The Modi government has the required number of votes to pass the Goods and Services Tax (GST) Bill in the Rajya Sabha, said finance minister Arun Jaitley.
Doubts over the passage of the key tax bill have risen in the wake of the Bharatiya Janata Party (BJP)-led alliance's defeat in the recently-concluded assembly elections in Bihar.
The GST, which is considered as one of the crucial economic reforms in decades, may be implemented anytime in 2016 after the bill is approved, said Jaitley.
"The day it is discussed and put to vote in Rajya Sabha I have not the least doubt that it will be approved," Jaitley said in the interview to Bloomberg TV.
"We have numbers on our side," he said.
The bill will again be tabled before the Rajya Sabha when the Parliament's winter session starts next week.

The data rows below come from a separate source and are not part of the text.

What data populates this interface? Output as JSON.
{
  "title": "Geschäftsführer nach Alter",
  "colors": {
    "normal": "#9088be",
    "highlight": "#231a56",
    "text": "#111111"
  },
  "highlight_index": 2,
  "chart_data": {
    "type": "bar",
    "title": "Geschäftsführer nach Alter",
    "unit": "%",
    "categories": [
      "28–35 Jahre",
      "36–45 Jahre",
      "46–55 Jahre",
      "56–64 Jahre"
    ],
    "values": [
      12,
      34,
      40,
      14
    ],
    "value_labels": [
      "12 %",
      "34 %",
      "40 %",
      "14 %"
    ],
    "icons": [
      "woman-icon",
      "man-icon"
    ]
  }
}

In the monsoon session of Parliament, the Modi government was forced to delay the landmark GST Bill, after facing strong opposition in the Rajya Sabha, where it does not have a majority.
Jaitley said that the BJP's defeat in Bihar state polls "wouldn't affect the passage of GST."

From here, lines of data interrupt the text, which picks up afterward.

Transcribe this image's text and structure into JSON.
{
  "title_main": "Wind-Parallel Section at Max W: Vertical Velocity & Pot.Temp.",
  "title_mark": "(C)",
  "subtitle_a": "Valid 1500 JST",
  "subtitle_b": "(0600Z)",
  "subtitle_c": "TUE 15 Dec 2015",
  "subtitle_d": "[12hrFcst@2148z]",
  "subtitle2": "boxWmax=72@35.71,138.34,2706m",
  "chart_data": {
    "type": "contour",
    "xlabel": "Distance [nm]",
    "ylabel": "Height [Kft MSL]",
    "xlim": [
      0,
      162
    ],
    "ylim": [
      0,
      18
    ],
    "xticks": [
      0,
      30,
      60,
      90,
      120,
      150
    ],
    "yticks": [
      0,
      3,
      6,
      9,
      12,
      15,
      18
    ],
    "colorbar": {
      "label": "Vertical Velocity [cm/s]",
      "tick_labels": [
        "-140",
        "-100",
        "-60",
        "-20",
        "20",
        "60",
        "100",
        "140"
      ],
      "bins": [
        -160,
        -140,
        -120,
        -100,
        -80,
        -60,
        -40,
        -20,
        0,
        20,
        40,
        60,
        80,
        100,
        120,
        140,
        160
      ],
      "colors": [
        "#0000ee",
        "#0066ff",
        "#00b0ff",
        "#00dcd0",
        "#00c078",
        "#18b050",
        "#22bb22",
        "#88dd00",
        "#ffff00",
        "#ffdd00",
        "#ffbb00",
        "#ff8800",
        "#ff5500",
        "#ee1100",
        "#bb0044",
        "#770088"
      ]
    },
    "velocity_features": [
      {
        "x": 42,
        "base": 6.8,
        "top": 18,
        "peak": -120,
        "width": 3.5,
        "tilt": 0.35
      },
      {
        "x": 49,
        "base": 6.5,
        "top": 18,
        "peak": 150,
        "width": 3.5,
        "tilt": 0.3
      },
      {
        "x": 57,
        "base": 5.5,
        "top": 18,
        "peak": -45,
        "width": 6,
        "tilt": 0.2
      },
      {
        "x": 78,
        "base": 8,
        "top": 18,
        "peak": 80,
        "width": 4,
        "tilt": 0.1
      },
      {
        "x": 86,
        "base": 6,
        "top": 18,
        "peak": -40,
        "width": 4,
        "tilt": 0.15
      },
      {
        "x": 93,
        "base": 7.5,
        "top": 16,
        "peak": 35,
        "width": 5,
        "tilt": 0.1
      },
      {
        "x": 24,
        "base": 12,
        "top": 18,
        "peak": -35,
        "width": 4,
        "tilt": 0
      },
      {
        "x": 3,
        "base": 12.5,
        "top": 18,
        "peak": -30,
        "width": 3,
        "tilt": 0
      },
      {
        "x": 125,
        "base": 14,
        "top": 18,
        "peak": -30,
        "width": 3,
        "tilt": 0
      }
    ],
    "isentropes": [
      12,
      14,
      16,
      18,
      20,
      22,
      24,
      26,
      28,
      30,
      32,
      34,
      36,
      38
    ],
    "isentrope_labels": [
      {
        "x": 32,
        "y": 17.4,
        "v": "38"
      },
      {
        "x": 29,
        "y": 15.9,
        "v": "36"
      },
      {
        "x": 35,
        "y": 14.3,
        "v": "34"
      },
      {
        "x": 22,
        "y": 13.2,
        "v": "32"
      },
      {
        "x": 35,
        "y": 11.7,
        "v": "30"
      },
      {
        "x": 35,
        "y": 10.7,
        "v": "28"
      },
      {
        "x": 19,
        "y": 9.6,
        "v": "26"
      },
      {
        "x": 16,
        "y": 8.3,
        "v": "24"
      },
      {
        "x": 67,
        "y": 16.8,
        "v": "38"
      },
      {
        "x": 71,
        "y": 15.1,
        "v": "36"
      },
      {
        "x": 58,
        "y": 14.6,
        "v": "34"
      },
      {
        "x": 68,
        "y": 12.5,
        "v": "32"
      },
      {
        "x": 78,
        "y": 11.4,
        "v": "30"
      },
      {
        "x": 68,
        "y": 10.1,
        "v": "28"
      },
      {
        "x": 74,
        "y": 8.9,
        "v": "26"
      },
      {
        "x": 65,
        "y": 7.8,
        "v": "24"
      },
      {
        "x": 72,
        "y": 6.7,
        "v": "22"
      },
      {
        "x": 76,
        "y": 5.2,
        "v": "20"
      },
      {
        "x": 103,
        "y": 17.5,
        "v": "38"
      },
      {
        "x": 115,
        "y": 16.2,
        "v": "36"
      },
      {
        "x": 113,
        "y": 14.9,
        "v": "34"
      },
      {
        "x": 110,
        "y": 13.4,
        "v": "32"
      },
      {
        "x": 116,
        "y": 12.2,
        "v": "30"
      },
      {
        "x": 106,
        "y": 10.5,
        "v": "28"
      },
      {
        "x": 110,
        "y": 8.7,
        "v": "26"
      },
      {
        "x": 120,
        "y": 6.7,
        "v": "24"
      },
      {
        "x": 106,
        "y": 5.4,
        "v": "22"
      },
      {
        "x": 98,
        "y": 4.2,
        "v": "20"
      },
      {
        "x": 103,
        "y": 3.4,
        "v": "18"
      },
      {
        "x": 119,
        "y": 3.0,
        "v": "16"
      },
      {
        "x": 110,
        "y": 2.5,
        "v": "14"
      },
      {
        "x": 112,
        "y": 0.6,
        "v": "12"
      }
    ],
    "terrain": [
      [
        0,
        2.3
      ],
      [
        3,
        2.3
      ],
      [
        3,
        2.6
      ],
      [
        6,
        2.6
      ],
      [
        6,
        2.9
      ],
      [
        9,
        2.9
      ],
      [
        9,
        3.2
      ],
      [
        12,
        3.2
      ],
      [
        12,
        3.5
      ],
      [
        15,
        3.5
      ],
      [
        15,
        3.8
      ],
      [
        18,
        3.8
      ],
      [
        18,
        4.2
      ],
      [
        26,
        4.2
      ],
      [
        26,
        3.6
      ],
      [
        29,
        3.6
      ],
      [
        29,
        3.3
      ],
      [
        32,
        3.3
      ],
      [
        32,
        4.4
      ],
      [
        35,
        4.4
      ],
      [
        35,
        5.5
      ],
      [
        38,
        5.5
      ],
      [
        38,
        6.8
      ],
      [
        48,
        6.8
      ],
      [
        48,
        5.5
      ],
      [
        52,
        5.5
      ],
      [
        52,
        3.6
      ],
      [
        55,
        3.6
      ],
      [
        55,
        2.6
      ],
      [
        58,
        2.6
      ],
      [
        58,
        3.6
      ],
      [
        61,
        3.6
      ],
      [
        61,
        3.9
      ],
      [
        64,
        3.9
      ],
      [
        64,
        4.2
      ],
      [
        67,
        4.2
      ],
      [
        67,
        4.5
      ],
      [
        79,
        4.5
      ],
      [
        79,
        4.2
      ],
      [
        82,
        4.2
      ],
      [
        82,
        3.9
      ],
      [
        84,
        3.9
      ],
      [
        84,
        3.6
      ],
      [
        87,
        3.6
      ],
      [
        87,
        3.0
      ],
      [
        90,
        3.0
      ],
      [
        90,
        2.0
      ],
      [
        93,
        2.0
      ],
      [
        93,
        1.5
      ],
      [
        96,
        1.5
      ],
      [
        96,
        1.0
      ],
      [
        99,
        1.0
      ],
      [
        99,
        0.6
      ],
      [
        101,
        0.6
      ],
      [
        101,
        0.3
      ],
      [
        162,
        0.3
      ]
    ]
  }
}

"As a consumer of goods, Bihar stands to benefit from the new destination tax," he said.
Key reforms bills like Land Acquisition bill and Goods and Services Tax (GST) Bill have stalled in Rajya Sabha, where the ruling BJP doesn't have a majority due to "obstructionist opposition", Moody's Analytics had said in a report last month.
Jaitley criticised the Congress party for "playing hide and seek" in voting for GST approval, adding that Modi's position in the Rajya Sabha will see an improvement after April 2016.
"It's a transaction tax which can get into operation as soon as the Constitution allows," Jaitley said. "Once it's put to vote I have all the supporting legislation drafts ready."